Supporting Dual-Language Learners

Teachers have so many questions about working with children who speak different languages.  Experts recommend that preschool DLLs should continue learning in their home languages while they are also learning English.  In many cases, there will be three, four or more languages in one room and teachers feel overwhelmed.   There is one strategy that all early childhood educators can use to build support for each child’s home language:  Make parents your teaching partners!  While it is important to incorporate the languages and cultures of the children in their preschool environment, a lot of support for early language and literacy can take place at home as well.  Here are some ideas to set the stage for a successful blend of home and school supports for home languages.


*  Make it clear in your literature, website and interviews that your program values and depends on the family of each child as partners in the learning process.


*  Have literacy activity workshops, lunch-and-learn meetings, library visits, or informal conversations until you have reached every parent with things they can do to build home language learning.


*  Parents may need to see how you read to children with enthusiasm, expression, silly voices and actions.


*  They may need explicit instructions about how to talk through a wordless book if they don’t feel confident in their own literacy.

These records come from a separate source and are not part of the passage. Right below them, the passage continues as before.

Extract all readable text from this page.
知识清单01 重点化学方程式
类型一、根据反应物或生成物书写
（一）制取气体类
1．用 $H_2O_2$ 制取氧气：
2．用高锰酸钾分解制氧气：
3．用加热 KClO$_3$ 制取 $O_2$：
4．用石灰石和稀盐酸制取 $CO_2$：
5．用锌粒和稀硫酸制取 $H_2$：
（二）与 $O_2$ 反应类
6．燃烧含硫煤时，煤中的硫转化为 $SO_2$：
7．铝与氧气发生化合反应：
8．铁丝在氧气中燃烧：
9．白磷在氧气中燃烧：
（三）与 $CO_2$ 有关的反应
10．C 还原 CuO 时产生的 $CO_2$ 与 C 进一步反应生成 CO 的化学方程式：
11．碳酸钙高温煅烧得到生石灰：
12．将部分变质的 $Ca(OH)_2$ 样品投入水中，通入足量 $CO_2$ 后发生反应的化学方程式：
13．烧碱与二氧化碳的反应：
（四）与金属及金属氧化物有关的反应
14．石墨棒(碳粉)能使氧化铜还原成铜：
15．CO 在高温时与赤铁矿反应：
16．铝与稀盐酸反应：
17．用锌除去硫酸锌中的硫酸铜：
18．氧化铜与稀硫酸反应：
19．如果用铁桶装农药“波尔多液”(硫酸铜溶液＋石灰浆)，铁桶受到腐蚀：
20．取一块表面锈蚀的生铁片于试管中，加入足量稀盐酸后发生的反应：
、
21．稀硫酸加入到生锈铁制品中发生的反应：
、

*  Give clear examples of the kinds of questions and discussions they can have about books, stories and daily activities.


*  Help every family get a library card and bring them in to meet the librarians so they can feel comfortable.

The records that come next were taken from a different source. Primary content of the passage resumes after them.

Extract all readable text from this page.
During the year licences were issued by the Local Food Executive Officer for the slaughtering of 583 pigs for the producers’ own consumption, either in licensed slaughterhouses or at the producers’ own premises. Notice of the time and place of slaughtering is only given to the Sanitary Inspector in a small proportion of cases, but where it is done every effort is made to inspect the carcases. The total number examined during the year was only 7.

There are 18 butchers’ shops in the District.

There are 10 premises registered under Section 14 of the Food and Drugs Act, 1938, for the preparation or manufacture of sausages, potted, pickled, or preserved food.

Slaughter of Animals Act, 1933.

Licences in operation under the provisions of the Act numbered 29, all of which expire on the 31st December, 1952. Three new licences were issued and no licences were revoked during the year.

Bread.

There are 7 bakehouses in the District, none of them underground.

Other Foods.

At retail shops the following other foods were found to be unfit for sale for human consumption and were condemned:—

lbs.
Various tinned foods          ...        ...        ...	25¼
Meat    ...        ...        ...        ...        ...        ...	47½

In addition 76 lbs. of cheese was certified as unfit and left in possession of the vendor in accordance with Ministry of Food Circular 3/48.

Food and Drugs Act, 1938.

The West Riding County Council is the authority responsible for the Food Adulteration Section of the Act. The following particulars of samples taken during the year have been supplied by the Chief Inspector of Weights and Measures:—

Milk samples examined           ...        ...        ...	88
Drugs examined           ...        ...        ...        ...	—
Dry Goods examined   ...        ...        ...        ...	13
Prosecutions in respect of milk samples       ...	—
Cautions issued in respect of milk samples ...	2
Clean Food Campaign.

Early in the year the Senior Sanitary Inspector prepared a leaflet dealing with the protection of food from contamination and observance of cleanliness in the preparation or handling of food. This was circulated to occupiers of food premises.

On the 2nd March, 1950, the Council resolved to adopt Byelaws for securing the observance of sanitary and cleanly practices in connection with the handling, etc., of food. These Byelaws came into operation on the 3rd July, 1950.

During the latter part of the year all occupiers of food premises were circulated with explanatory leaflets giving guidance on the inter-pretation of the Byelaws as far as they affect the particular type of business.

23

*  Have a varied and interesting take-home lending library in your building so there are always new books to try.


*  Share brief video or audio clips of the kinds of conversations you have with children to model the rich, engaging give-and-take that can happen at home as well.


These strategies will provide a major boost to the language and literacy development of your dual language learners – but wouldn’t it be wonderful for all of the children if their parents received this type of intentional support and encouragement?